I'm in the middle of the swap as we speak. Just got to put the engine back in. I will be doing this today...
I have...
Digi2
TT-big Valves, 266 (270) TT-cam
Port and Polish, 3-angle V-job
CSW chip
Dual Downpipe with High Flow Cat and 2.25" Exhaust.
I'm curious about the numbers on my set-up. I hope I hit above 125hp at the wheels. 
What do you guys think...Think I will be above 125hp?????


----------



## herby53-akaherby53 (Dec 24, 2003)

*Re: 1.8 8v head with a 2.0 bottom (A2brb)*

just to throw mine i here. i am in the middle of mine also , and hopefully will have it done by next weekend. i am set up for a dyno day on april 10th and hope for around 145hp , tell me what you think
9a bubble block
8v hydro head p+p
crane 292 came
crame valve springs
header
free flow exhaust
110 octane 
l/w flywheel
l/w crank gear
l/w intermedate gear
weber t/b 
and all the bull that goes with it , ie wires and things


----------



## vwjodi (Mar 19, 2004)

*Re: 1.8 8v head with a 2.0 bottom (herby53-akaherby53)*

Long time viewer first time poster here. I have an 84 Jetta GLI with the 2.0 ABA 1.8 hydro head. This is my list...
2.0 ABA block.
Balanced rotating assembly.
Cylinder head:
1.8 GLI big valve hydro head.
Full Port and Polish.
3 angle valve job.
Intake valve pockets opened up .060.
Exhaust valve pockets opened up .040.
Techtonics 276 degree hydro cam.
Techtonics heavy duty valve springs.
Head shaved .032 to achieve 10.3:1 compression ratio
.
Intake has been welded and ported to accept GTI Throttle 
body. This was done so the sharp bend on the back of the 
intake was straightened for better flow. 
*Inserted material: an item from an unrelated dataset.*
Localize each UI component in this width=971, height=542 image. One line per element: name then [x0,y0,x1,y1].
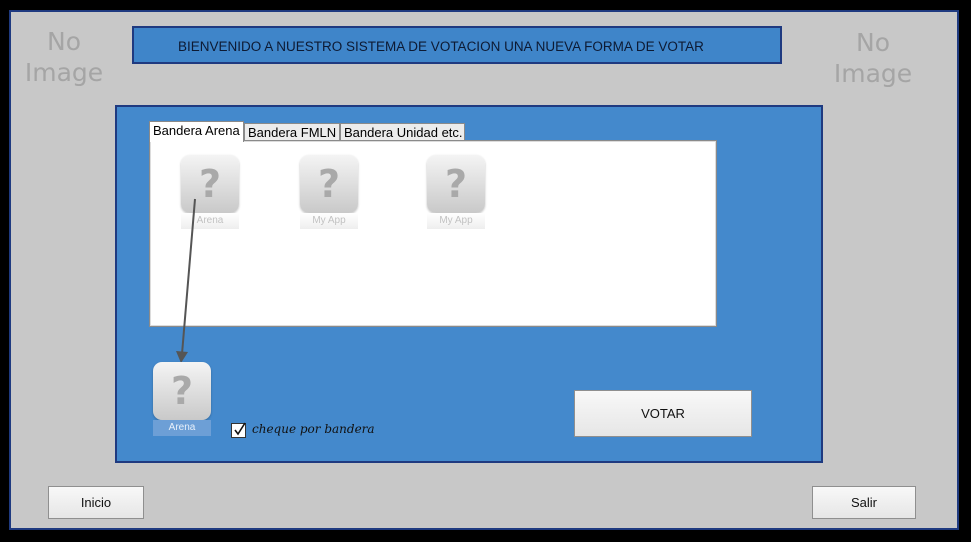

All new Air Shrouded injectors.
K&N Filter in stock Air Box.
Ported Dual outlet exhaust manifold to dual downpipe.
High flow cat with 2 ¼ inch Techtonics exhaust to Flowmaster 
muffler.
Complete Knock Sensor Ignition conversion.
At 10 degrees advanced timing my best was 124.5 hp at the wheels and 114 tqe. I have routed fresh air into the air box and put some miles on the engine so I am curious to see where I am at currently. I ran a mid 15 quarter with the car at 90 mph this summer at waterfest. This was my first time drag racing so my reaction time sucked and my 60 foot times were horrible due to no traction. I strongly feel there is a low 15 in the car. We will see this summer. It would be very hard to achieve 150 wheel hp unless you did crazy compression n race gas or maybe a carb set-up or ITB fuel injection. I am more than happy with the power I currently have. I have taken a few people for rides that were pretty amazed. The beuty of this whole conversion is it is very stealthy. When you look at a 16v you are like "cool DOHC". When you look at the little 8v you think why waste your time. Until you take the non-believers for a ride. Long Live the 8 valve. Cheers...


----------



## kervin (Feb 24, 2001)

*Re: 1.8 8v head with a 2.0 bottom (vwjodi)*


_Quote, originally posted by *vwjodi* »_ Techtonics 276 degree hydro cam.

Did you run any other cams with that set-up?


_Quote, originally posted by *vwjodi* »_At 10 degrees advanced timing my best was 124.5 hp at the wheels and 114 tqe. 

What rpm's were these peak figures reached?
Just wondering because your set-up is the same as mine but I'm running a smaller cam - 268


----------



## vwjodi (Mar 19, 2004)

When I built the engine I used the 276 right out of the box. Peak power was right around 6000 rpm. peak tqe was @ 4200 rpm. A friend of mine had the 268 first then went to the 276. He never dynoed it but there def. was a difference swapping out cams. TT goodies are the shiznit. Later... Jodi.


----------



## hennessey833 (Oct 15, 2002)

*Re: (vwjodi)*

I'm in the process of building this engine with an ABA, but I have a G60 head that I want to use. Would the comp. be unusually low because the head was made for supercharging? I herd that it could be like 8.5:1 and that it wouldn't be much more power than my stock 1.8.


----------



## ABA Scirocco (May 30, 2001)

*Re: (hennessey833)*


_Quote, originally posted by *hennessey833* »_I have a G60 head that I want to use. Would the comp. be unusually low because the head was made for supercharging

No, your compression ratio will be slightly more than 10:1 for a G60 head on an ABA block. The chamber volume of all 1.8L-8v heads is more or less the same, the compression ratio differences between the various 1.8V-8v engines can be attributed entirely to the differences in the pistons used.


----------



## hennessey833 (Oct 15, 2002)

*Re: (ABA Scirocco)*

thank you very much ABA scirrocco, that is exactly what I wanted to hear. I'm very happy now


----------



## ATS (Jan 19, 2002)

*Re: (hennessey833)*

I have a similar setup (3a/jh) and I get 102.5 Wheel HP with 121 Torque
Now I have NOTHING done on the head, ecept a G grin (mild cam)... so that give you and idea what power you got.
I am getting a head worked on and with 7mm sodium filled valves HD springs, titanium retainers and a 280, 3 way valve, and port and polish to match manifolds (intake/exhaust) the race shop tells me I will get 150-170HP when it is all done.. (will get a new dyno then.
cheers...


----------